Somos la universidad más cara del país, señaló una de las integrantes del Enjambre Estudiantil Unificado, y posiblemente tenga razón, pero para que eso dejara de ocurrir se necesitaría sacrificar parte del presupuesto operativo de la institución, precisamente en salarios de los académicos que finalmente son los que forman a las nuevas generaciones.
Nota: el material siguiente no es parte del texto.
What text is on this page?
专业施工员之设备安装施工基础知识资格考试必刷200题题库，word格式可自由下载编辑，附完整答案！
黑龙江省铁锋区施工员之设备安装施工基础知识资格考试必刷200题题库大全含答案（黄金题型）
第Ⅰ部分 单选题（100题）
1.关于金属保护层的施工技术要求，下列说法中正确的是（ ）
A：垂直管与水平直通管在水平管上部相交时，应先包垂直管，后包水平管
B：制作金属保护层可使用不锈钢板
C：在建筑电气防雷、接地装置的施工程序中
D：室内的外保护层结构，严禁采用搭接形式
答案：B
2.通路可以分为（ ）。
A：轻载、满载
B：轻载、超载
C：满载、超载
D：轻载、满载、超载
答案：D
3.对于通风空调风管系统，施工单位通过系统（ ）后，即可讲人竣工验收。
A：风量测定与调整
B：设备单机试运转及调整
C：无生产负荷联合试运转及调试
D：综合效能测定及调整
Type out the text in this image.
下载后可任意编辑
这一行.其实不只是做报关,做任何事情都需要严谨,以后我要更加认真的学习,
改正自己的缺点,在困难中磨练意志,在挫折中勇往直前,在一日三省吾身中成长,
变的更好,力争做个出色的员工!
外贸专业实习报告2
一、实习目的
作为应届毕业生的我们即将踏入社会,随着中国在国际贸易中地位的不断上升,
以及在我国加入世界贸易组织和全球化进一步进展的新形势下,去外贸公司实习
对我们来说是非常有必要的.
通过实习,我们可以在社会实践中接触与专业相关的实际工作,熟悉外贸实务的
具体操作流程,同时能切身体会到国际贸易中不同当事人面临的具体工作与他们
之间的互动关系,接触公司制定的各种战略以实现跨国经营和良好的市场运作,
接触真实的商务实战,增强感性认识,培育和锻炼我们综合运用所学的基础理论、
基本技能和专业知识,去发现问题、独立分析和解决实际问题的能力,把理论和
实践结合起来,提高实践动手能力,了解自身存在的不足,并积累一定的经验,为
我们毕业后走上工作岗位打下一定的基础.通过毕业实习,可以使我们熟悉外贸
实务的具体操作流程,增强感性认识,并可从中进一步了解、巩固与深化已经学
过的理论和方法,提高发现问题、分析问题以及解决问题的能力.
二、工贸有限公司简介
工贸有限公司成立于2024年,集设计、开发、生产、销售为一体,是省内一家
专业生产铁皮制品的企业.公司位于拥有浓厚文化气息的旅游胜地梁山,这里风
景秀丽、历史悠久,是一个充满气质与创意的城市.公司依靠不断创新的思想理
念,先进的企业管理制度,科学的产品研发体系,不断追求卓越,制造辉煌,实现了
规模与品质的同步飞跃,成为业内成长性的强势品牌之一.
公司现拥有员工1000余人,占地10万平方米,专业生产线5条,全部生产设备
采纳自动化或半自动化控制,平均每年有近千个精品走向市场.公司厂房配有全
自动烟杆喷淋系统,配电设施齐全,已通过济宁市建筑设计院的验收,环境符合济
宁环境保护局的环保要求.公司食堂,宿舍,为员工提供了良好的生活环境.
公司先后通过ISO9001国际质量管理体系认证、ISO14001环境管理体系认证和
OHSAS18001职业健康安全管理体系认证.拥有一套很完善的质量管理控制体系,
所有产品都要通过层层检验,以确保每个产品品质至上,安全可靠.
Los argumentos de quienes se supone son estudiantes universitarios se fueron en el sentido de las dificultades de compaginar estudio y trabajo, la deserción escolar y la necesidad de elegir entre cubrir necesidades básicas o pagar la universidad. En ese sentido hay pocos espacios para debatir en contra, pues ciertamente la educación superior se ha tornado cara en las últimas décadas y cada vez es menor el número de estudiantes que pueden mantener su formación académica sin tener que recurrir al mercado laboral para sostenerse.
Hay que recordar que, durante la pandemia de Covid-19, la institución hizo un gran esfuerzo para mantener a flote la economía de quienes ahí se formaban, y fuimos testigos de verdaderos ejemplos de maestros que ellos mismos ayudaron a alumnos para que no desertaran por motivos económicos, pero eso no podría mantenerse para siempre, y a pesar de las becas que hoy se otorgan a un buen número de estudiantes, es un hecho que se requiere la participación de los padres de familia o de los mismos alumnos para mantener operativa a la institución.
Aumentar el presupuesto no es opción, pues los gobiernos federal y del Estado de México tienen otras prioridades para el gasto público, sobre todo los llamados programas sociales, y dudamos mucho que estén dispuestos a poner más dinero para mantener a las universidades públicas, como es el caso de la Autónoma del Estado de México.
De no ser por esa vía, tendría que sacrificarse a un gran número de miembros de la comunidad académica de la institución para canalizar los recursos de sus sueldos al gasto que implicaría apoyar a los estudiantes de bajos recursos, y entonces se afectaría a otro de los sectores importantes de la institución, como docentes y hasta a los trabajadores administrativos, que por cierto son cada vez menos.
Es un asunto que requiere un plan financiero profundo para una reestructuración que permita combinar aspectos de los tres sectores de la comunidad universitaria, y que aun así, sería difícil de lograr un equilibrio entre lo que cuesta operar la institución, lo que recibe de presupuestos federal y estatal, y la calidad educativa que se brinda a los que ahí se preparan.
Es cierto que en los últimos años se vivieron excesos en el gasto en área que fueron suntuosas y difíciles de seguir manteniendo, pero ni siquiera evitándolas se podría lograr que no cueste nada a los alumnos el seguir su formación profesional. Una educación de calidad cuesta, y cuesta mucho, y es casi un sueño pensar que de la noche a la mañana se ofrezca en una institución como la Universidad Autónoma del Estado de México educación gratuita a todos los alumnos. Veremos en qué acaba esa discusión, que seguramente para lo único que servirá será para prolongar más la parálisis académica que hoy afecta a la institución.